CRCHD is home to a number of training programs to increase the number of underrepresented individuals, individuals with disabilities, and socio-economically disadvantaged scientists conducting competitive cancer research. These programs include the flagship diversity training program, the Continuing Umbrella of Research Experiences (CURE) program.
- Continuing Umbrella of Research Experiences (CURE): The Continuing Umbrella of Research Experiences (CURE) is a philosophy of training and career development aimed at increasing the diversity of the cancer research workforce. CURE introduces promising young students, researchers, and faculty from racially and ethnically diverse and underrepresented populations to cancer research, and provides them with a continuum of competitive training and career development opportunities leading to successful careers as independent cancer investigators. The CURE supports its trainees through CURE Supplements, Diversity Supplements, NRSA Pre-Doctoral Fellowship (F31) and Career Development Awards (K). The CURE philosophy embraces a continuum of competitive training and career development opportunities for promising students, researchers from the Minority Institution/Cancer Center Partnership (MI/CCP) program, and junior investigators from diverse backgrounds
For more information about CRCHD, its programs, and cancer health disparities, visit http://crchd.cancer.gov.

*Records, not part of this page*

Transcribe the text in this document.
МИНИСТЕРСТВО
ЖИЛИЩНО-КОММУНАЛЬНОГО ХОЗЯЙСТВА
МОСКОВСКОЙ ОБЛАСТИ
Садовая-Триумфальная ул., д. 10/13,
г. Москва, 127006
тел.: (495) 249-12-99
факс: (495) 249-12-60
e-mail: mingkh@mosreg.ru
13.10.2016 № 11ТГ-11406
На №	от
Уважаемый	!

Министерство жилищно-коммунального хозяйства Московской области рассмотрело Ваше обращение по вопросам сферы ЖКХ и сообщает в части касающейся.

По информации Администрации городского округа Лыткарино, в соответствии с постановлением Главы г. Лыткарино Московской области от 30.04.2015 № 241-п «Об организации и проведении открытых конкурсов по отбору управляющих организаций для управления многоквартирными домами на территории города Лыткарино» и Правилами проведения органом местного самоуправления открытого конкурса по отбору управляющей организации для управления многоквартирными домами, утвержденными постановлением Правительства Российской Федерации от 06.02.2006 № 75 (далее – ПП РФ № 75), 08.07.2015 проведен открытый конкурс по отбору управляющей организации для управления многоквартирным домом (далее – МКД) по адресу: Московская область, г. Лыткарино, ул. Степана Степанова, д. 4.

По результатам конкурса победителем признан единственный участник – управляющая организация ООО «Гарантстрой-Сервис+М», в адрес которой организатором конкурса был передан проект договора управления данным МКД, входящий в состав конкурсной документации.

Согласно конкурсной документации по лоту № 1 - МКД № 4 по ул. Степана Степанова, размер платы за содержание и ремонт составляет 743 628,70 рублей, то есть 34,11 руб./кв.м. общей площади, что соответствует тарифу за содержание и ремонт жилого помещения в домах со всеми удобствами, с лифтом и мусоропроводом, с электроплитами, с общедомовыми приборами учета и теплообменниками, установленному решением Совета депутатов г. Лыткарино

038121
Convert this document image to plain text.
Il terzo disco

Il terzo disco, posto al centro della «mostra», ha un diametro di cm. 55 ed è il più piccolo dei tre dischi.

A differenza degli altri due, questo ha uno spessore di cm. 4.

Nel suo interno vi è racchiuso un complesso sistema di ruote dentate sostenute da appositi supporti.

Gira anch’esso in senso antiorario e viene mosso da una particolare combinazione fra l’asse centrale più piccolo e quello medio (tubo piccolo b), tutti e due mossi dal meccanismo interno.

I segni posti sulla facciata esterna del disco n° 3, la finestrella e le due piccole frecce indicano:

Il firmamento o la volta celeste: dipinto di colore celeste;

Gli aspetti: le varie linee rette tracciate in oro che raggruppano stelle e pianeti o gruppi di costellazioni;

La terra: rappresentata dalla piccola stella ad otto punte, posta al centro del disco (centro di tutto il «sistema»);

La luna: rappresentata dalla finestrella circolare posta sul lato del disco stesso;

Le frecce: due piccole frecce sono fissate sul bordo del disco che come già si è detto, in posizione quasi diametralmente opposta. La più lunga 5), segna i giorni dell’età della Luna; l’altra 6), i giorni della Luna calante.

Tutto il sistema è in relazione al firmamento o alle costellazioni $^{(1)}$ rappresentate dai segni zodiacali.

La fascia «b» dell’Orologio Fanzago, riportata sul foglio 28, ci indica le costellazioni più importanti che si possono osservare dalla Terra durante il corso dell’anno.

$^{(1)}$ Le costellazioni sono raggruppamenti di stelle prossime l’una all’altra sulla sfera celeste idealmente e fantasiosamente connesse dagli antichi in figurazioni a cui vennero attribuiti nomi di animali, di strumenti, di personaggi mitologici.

Center for Biomedical Informatics and Information Technology
Reorganized in 2008 to integrate the activities of the former NCI Center for Bioinformatics and the former Office of Information Systems and Computer Support, the NCI Center for Biomedical Informatics and Information Technology (NCI CBIIT) serves as the central coordinating point for NCI-wide information technology (IT) systems. CBIIT leads the development and deployment of biomedical informatics and scientific management IT systems and services for NCI-wide intramural and extramural research initiatives and programs, and provides comprehensive IT support for the Institute's business operations.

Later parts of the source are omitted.